Recent launches from major platforms illustrate the change. Google's Gemini app saw a sharp rise in installs after introducing its image model, Nano Banana. In the 28 days following the release of the Gemini 2.5 Flash image model, downloads increased by more than 22 million, a jump of over four times its typical rate during a similar period.
OpenAI's ChatGPT experienced a similar boost after rolling out its GPT-4o image-generation capabilities. The app added more than 12 million installs in the first 28 days after launch. Appfigures found the spike was roughly 4.5 times larger than the increases tied to GPT-4o, GPT-4.5, and GPT-5 model updates. The data suggests visual features are more effective at attracting new users than incremental improvements in text performance.
The pattern extends beyond still images. Meta's AI product Vibes, which focuses on short-form video generated by AI, brought in an estimated 2.6 million additional downloads within a month of its September 2025 debut. While technically a video feature, it fits into the same category of visual AI tools built around quick, shareable content.
The data also points to a gap between growth and monetization. A spike in downloads does not automatically translate into revenue. Gemini's Nano Banana release, despite its strong adoption numbers, generated only about $181,000 in estimated consumer spending during its first 28 days. Meta's Vibes also drove installs but showed no meaningful increase in revenue.

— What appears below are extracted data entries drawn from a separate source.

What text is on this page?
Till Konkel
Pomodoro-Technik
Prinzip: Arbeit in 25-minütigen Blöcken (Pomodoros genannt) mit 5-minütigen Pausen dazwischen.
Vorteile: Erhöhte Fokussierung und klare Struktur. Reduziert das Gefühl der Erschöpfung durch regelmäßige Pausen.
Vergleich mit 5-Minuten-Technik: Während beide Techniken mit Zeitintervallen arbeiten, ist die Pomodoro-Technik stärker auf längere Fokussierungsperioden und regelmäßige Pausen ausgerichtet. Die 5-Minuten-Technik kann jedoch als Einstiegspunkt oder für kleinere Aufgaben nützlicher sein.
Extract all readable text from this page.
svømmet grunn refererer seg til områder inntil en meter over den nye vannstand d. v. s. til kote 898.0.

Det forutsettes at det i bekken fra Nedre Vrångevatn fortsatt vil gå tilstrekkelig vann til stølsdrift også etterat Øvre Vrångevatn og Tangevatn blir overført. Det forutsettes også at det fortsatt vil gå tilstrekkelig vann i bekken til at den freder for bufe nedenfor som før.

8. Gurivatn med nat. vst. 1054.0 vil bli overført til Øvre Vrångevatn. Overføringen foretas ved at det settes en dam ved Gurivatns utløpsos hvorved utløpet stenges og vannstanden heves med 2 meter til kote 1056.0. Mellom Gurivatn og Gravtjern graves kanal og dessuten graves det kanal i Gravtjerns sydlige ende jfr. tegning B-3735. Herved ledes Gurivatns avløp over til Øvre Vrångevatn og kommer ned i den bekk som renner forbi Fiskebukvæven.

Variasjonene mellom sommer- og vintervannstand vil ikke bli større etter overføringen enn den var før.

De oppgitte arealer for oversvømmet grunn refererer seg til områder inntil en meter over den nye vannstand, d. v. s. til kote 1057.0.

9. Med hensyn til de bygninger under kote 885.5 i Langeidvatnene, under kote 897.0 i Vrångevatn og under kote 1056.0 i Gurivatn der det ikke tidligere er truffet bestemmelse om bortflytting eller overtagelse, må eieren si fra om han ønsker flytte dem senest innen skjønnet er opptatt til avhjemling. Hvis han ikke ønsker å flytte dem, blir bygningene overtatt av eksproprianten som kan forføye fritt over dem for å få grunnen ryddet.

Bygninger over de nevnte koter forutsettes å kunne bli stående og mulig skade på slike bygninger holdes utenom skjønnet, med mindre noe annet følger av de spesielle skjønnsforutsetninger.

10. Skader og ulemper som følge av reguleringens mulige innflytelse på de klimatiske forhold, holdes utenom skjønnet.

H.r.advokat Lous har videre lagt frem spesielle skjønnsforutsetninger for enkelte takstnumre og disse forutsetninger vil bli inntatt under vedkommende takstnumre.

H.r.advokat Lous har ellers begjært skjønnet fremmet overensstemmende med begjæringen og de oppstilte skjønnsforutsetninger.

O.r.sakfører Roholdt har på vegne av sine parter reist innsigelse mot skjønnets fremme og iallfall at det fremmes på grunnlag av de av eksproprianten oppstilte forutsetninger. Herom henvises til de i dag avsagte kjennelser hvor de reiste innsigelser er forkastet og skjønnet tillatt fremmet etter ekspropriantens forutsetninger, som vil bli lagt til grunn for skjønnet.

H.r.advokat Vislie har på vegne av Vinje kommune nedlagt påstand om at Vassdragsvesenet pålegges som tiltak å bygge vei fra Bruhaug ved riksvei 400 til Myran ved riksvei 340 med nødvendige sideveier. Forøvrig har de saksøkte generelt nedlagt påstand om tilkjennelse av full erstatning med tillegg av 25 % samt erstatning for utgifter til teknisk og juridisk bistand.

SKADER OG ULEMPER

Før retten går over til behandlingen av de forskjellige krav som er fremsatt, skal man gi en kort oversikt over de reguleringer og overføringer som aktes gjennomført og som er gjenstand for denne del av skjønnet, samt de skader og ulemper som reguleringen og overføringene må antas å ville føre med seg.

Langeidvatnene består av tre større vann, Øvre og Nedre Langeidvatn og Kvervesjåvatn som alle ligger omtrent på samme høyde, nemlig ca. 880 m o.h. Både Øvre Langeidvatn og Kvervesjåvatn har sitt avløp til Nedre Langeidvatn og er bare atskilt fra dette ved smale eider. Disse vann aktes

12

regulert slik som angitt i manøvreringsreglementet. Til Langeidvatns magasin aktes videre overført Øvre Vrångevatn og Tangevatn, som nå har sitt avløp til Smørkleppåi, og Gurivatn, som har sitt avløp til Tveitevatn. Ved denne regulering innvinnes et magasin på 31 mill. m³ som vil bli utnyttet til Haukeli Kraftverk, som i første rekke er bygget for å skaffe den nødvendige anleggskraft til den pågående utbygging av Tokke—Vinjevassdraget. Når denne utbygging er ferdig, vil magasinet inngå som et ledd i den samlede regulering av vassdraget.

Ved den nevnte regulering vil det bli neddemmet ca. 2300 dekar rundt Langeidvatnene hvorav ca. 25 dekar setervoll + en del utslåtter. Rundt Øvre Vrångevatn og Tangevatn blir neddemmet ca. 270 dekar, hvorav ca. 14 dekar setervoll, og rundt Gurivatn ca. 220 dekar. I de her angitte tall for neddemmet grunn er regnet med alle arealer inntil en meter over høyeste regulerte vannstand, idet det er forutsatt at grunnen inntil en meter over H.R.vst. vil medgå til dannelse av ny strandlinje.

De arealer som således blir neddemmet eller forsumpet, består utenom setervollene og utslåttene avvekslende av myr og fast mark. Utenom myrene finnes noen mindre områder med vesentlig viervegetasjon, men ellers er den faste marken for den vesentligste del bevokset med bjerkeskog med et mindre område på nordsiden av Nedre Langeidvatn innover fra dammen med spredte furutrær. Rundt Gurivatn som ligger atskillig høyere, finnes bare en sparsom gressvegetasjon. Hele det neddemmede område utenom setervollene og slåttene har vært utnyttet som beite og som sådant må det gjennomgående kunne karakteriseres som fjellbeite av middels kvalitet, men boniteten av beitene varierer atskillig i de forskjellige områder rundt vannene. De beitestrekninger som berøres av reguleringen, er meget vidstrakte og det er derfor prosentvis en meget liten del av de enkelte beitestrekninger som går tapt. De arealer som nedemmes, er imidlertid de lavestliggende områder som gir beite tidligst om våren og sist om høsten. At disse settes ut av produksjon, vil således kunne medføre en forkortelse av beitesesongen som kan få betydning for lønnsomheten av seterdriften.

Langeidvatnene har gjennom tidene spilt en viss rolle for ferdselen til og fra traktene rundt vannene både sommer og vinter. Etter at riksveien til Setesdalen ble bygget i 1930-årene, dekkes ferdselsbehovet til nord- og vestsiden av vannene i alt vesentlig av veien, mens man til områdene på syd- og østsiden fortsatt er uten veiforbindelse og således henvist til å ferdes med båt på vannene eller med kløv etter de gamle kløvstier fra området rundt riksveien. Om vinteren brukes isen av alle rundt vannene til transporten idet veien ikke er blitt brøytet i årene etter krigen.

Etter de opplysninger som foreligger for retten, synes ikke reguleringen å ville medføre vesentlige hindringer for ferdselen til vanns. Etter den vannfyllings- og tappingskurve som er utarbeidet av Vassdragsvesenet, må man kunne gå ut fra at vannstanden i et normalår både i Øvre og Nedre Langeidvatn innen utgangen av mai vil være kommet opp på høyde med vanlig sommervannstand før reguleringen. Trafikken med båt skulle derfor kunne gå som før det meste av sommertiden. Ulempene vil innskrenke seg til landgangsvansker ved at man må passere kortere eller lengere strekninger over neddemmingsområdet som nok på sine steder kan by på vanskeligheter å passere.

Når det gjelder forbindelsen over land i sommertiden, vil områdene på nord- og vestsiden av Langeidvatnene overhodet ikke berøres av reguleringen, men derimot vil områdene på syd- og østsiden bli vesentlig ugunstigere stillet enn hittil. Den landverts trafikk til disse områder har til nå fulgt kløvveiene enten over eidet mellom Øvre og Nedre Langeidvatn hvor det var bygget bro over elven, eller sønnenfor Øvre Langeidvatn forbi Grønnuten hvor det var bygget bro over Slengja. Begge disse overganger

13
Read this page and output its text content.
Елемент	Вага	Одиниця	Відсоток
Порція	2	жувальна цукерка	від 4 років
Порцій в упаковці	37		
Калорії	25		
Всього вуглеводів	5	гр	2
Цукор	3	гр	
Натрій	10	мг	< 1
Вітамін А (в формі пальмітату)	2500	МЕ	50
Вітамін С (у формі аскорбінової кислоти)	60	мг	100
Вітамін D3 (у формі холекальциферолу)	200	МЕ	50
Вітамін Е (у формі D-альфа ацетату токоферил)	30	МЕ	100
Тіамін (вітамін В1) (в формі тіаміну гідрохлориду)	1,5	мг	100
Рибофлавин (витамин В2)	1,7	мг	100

ChatGPT stands out as the exception. Its GPT-4o image model not only attracted users but also drove spending, generating an estimated $70 million above its baseline in the same 28-day window. The gap suggests that while image features bring users in, converting them to paying customers depends on how those features are built into the product.
Not every spike follows this pattern. DeepSeek's R1 model, released in January 2025, led to 28 million downloads, but the surge was driven by industry attention rather than a specific feature like image generation. The model gained traction largely due to its lower-cost training approach, which drew broad interest across the tech community.
Even so, the trend is clear. Visual AI features are becoming a main entry point for users, especially on mobile where speed and shareability matter more. Improvements to underlying models still matter, but they're increasingly happening behind the scenes, while image and video features are what grab users' attention.